I wonder if a pump like this could be made smaller using a perfluorocarbon liquid like FC-70 (Perfluorotripentylamine)—nearly double the density of water, higher boiling point, non-flammable, and would not impart water vapor to the compressed air.
I wouldn't necessarily be able to say whether it'd be smaller, but it'd probably work. It works due to the air getting entrained in the liquid as it increases in pressure. So there shouldn't be a requirement that the air dissolve into the fluid or anything like that.
A very common failure mode for machines that use water is freezing. No information for the eventuality of the water becoming ice. Maybe they just won't sell these in freezing climates.
So by this same reasoning, adding a little water spray to the input of my air compressor, and a water seperator on the output, would reduce energy consumption since the water would absorb heat during the compression stroke making the compression closer to isothermal rather than adiabatic?
You would have to demineralize the water first or you are going to get deposits building up on the warm parts of the compressor (most of it) where the water evaporates on contact.
It would seem to be better to have a closed loop water cooling system around the compressor head, but this is a very rare feature. So many home compressors treat cooling like "LOL 5% duty cycle for you", it's pretty annoying. Most of the time the cooling fans aren't even running unless the compressor is squeezing air, so the whole thing just soaks in its own heat once the tank is full.
I'm more thinking cooling should theoretically ~halve the energy required to compress air...
For some industrial applications, electricity used to compress air is substantial, so there might be big cost savings to be had.
Even if you are pumping up bicycle tyres by hand there are benefits to cooling - by keeping the air cool, the same human muscle power can pump up twice as many tyres.
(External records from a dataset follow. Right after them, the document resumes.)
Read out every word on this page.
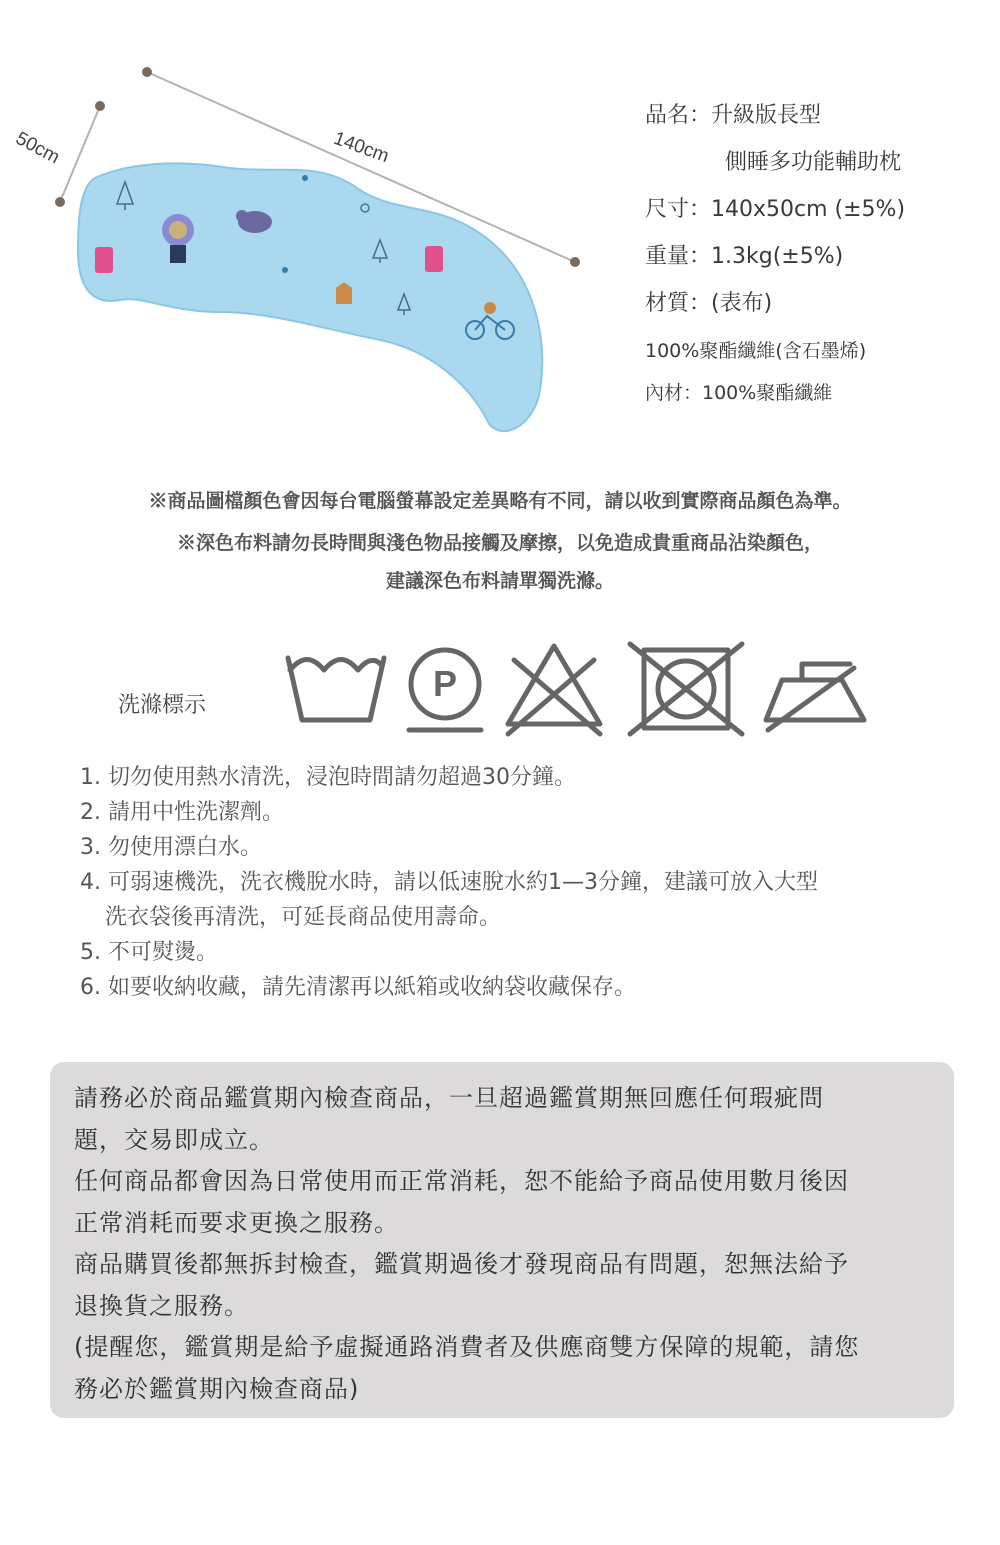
50cm	140cm
品名：升級版長型
側睡多功能輔助枕
尺寸：140x50cm (±5%)
重量：1.3kg(±5%)
材質：(表布)
100%聚酯纖維(含石墨烯)
內材：100%聚酯纖維
※商品圖檔顏色會因每台電腦螢幕設定差異略有不同，請以收到實際商品顏色為準。
※深色布料請勿長時間與淺色物品接觸及摩擦，以免造成貴重商品沾染顏色，
建議深色布料請單獨洗滌。
洗滌標示
P
1. 切勿使用熱水清洗，浸泡時間請勿超過30分鐘。
2. 請用中性洗潔劑。
3. 勿使用漂白水。
4. 可弱速機洗，洗衣機脫水時，請以低速脫水約1—3分鐘，建議可放入大型
洗衣袋後再清洗，可延長商品使用壽命。
5. 不可熨燙。
6. 如要收納收藏，請先清潔再以紙箱或收納袋收藏保存。
請務必於商品鑑賞期內檢查商品，一旦超過鑑賞期無回應任何瑕疵問
題，交易即成立。
任何商品都會因為日常使用而正常消耗，恕不能給予商品使用數月後因
正常消耗而要求更換之服務。
商品購買後都無拆封檢查，鑑賞期過後才發現商品有問題，恕無法給予
退換貨之服務。
(提醒您，鑑賞期是給予虛擬通路消費者及供應商雙方保障的規範，請您
務必於鑑賞期內檢查商品)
1. What is the dew point of the compressed air? Many applications using compressed air require very dry air so as to avoid corrosion issues (e.g., air tools) as well as problems related to heating of water vapor (e.g., tires). For small applications, the dew point is reduced using simple traps, silica gel beads, or molecular sieves, but for even-drier air or larger applications, refrigeration-based dehumidifiers are needed. If the use of water in the compression stage leaves the dew point significantly higher than what you get from reciprocating or Roots-type compressors, that added complexity could be a deterrent to adoption.
2. What's the energy efficiency of the process? Does the claimed "20% lower cost of ownership" account for the difference in efficiency (whatever it is)?
3. What sort of pressures can be achieved with a tabletop or shop-sized compressor? Presumably, this is related to the speed at which the drum is spun, but what are the practical limits?
I mean, I use a decent amount of very dry air at 300 bar (yeah...), and I'd love to replace the noisy beast of multi-stage compressor with something quieter and more efficient.